The transaction is expected to close in the first quarter of 2024, subject to customary closing conditions, including regulatory clearances and Gracell shareholder approval. If completed, the transaction will result in Gracell becoming a privately held company and its ADSs will no longer be listed on Nasdaq.
About GC012F
GC012F is Gracell’s FasTCAR-enabled BCMA/CD19 dual-targeting autologous CAR-T cell therapy, which aims to transform cancer and autoimmune disease treatment by seeking to drive deep and durable responses with an improved safety profile. GC012F is currently being evaluated in clinical studies in multiple hematological cancers as well as autoimmune diseases and has demonstrated a consistently strong efficacy and safety profile. Gracell has initiated a Phase 1b/2 trial evaluating GC012F for the treatment of RRMM in the United States and a Phase 1/2 clinical trial in China is to be commenced imminently. An IIT has also been launched to evaluate GC012F for the treatment of rSLE and the IND applications to study GC012F in rSLE has been cleared by the U.S. FDA and China NMPA, respectively.
About FasTCAR
Introduced in 2017, FasTCAR is Gracell’s revolutionary next-day autologous CAR-T cell manufacturing platform.
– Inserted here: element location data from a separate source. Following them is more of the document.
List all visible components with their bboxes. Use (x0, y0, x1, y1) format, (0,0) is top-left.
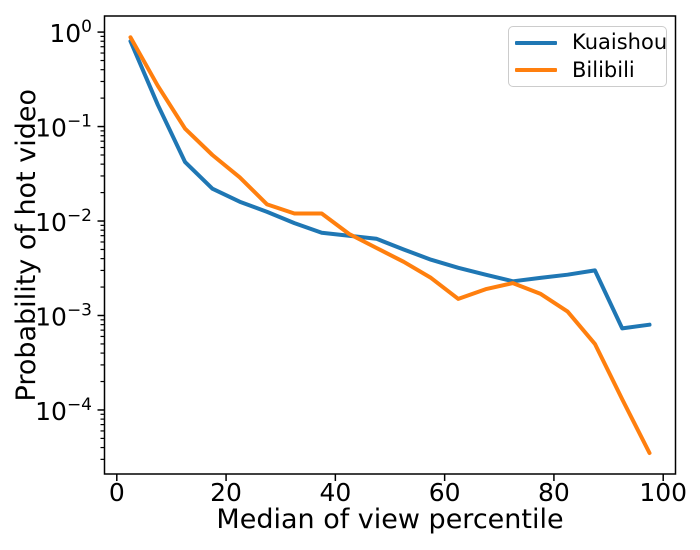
x-axis-tick-label: 40 (319, 478, 351, 507)
series-line-bilibili (128, 35, 652, 455)
y-axis-label-box: Probability of hot video (0, 16, 52, 474)
y-axis-tick-label: 10−2 (35, 206, 92, 237)
x-axis-tick-label: 80 (538, 478, 570, 507)
x-axis-tick-label: 0 (109, 478, 125, 507)
legend-line-sample-kuaishou (515, 40, 557, 45)
y-axis-tick-label: 100 (49, 17, 92, 48)
legend-line-sample-bilibili (515, 68, 557, 73)
x-axis-tick-label: 60 (429, 478, 461, 507)
x-axis-label: Median of view percentile (216, 504, 564, 535)
legend-label-bilibili: Bilibili (572, 57, 635, 82)
plot-border (103, 15, 677, 475)
y-axis-tick-label: 10−1 (35, 112, 92, 143)
legend-item-bilibili: Bilibili (515, 57, 666, 85)
y-axis-tick-label: 10−3 (35, 300, 92, 331)
y-axis-label: Probability of hot video (10, 88, 42, 402)
legend-label-kuaishou: Kuaishou (572, 30, 668, 55)
y-axis-tick-label: 10−4 (35, 395, 92, 426)
legend: Kuaishou Bilibili (508, 26, 667, 87)
series-line-kuaishou (128, 39, 652, 331)
x-axis-tick-label: 100 (639, 478, 687, 507)
x-axis-tick-label: 20 (210, 478, 242, 507)
legend-item-kuaishou: Kuaishou (515, 29, 668, 57)
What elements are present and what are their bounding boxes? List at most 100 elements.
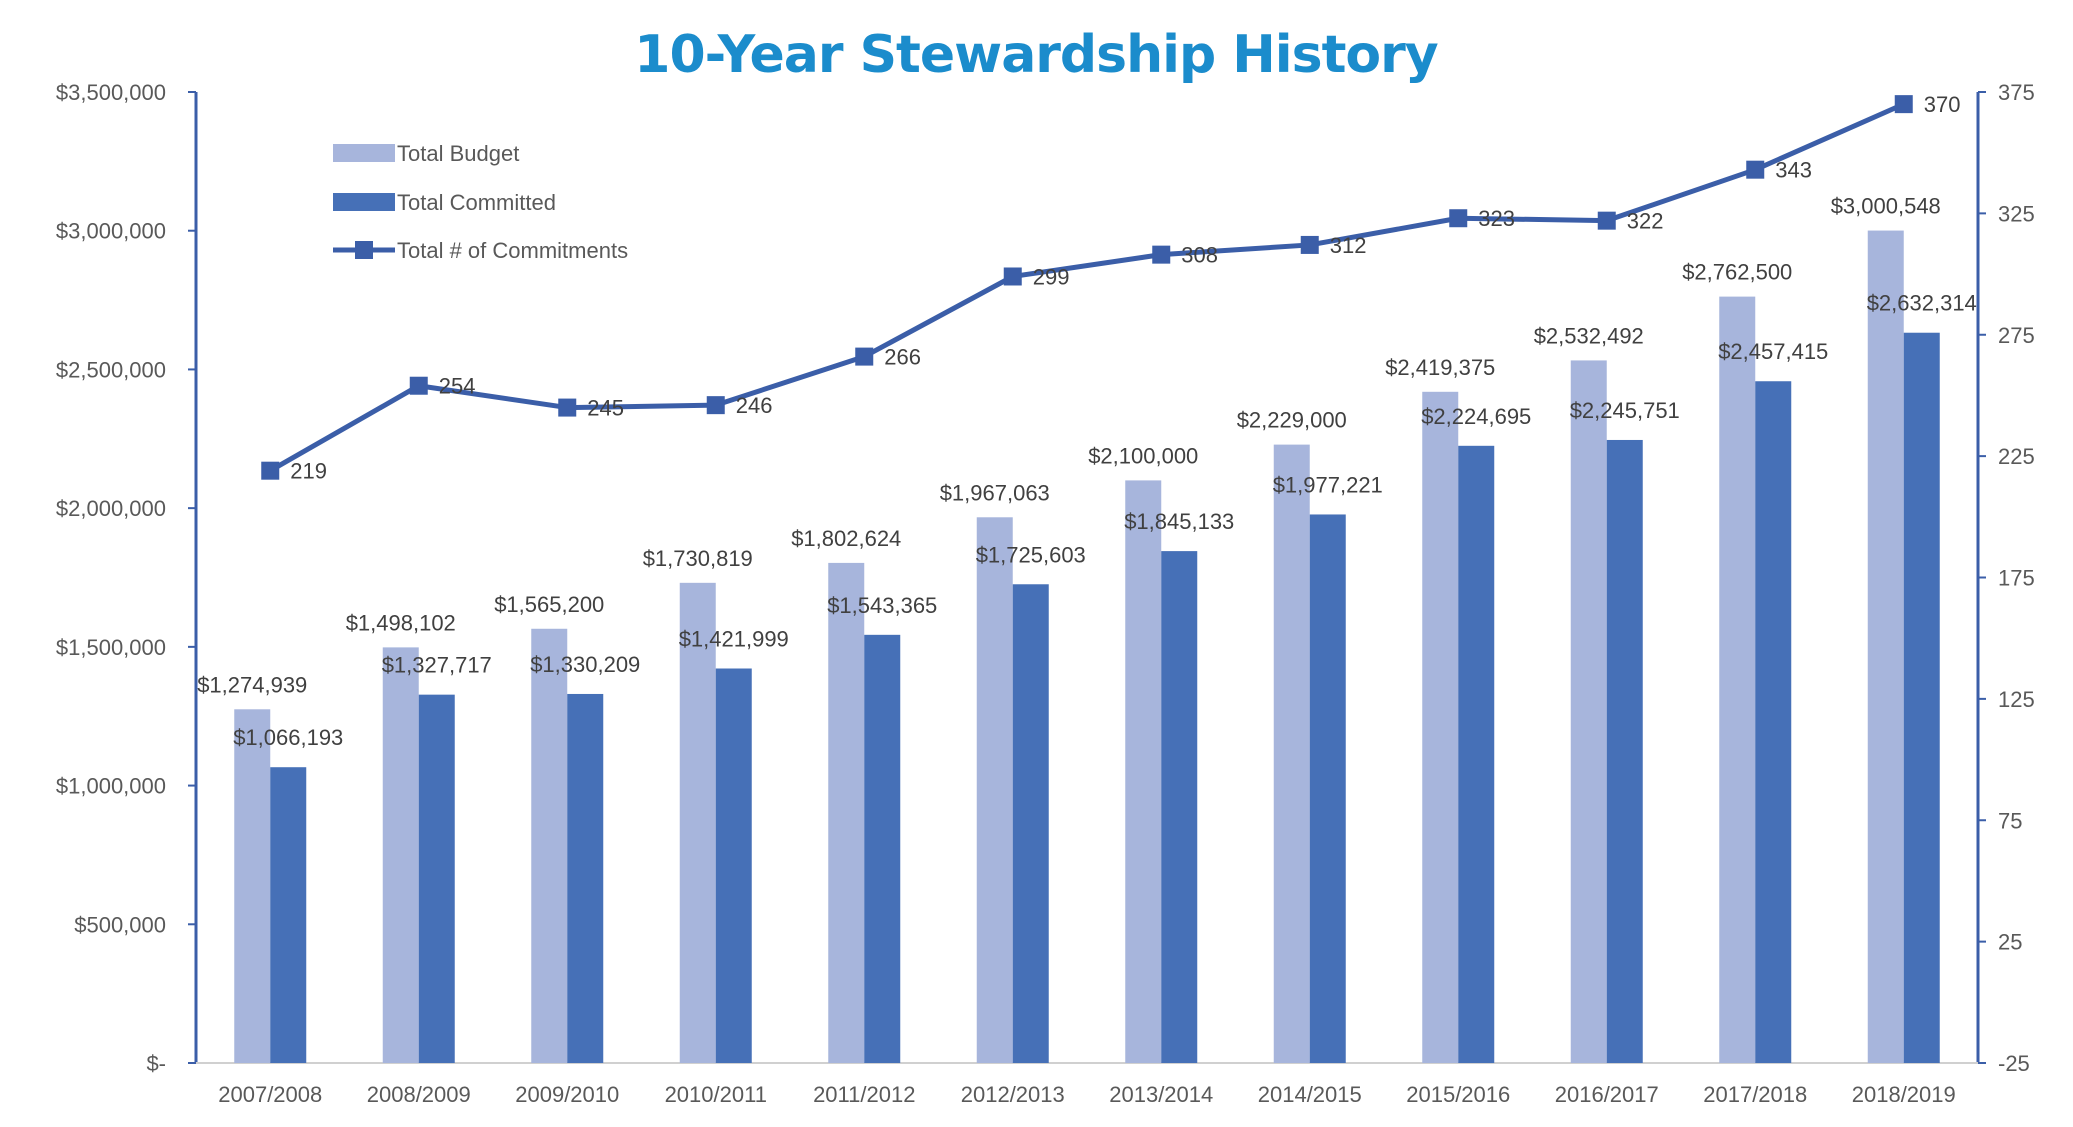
x-tick-label: 2007/2008 xyxy=(218,1082,322,1107)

FasTCAR is designed to lead the next generation of therapy for cancer and autoimmune diseases, and improve outcomes for patients by enhancing effect, reducing costs, and enabling more patients to access critical CAR-T treatment. FasTCAR drastically shortens cell production from weeks to overnight, potentially reducing patient wait times and probability for their disease to progress. Furthermore, FasTCAR T-cells appear younger than traditional CAR-T cells, making them more proliferative and effective at killing cancer cells. In 2022 and 2023, FasTCAR was named the winner of the Biotech Innovation category of the 2022 Fierce Life Sciences Innovation Awards and the Overall Immunology Solution of 2023 by BioTech Breakthrough Awards, for its ability to address major industry obstacles.
About Gracell
Gracell Biotechnologies Inc. (“Gracell”) is a global clinical-stage biopharmaceutical company dedicated to discovering and developing breakthrough cell therapies for the treatment of cancers and autoimmune diseases. Leveraging its innovative FasTCAR and TruUCAR technology platforms and SMART CART™ technology module, Gracell is developing a rich clinical-stage pipeline of multiple autologous and allogeneic product candidates with the potential to overcome major industry challenges that persist with conventional CAR-T therapies, including lengthy manufacturing time, suboptimal cell quality, high therapy cost, and lack of effective CAR-T therapies for solid tumors and autoimmune diseases. The lead candidate BCMA/CD19 dual-targeting FasTCAR-T GC012F is currently being evaluated in clinical studies for the treatment of multiple myeloma, B-NHL and SLE.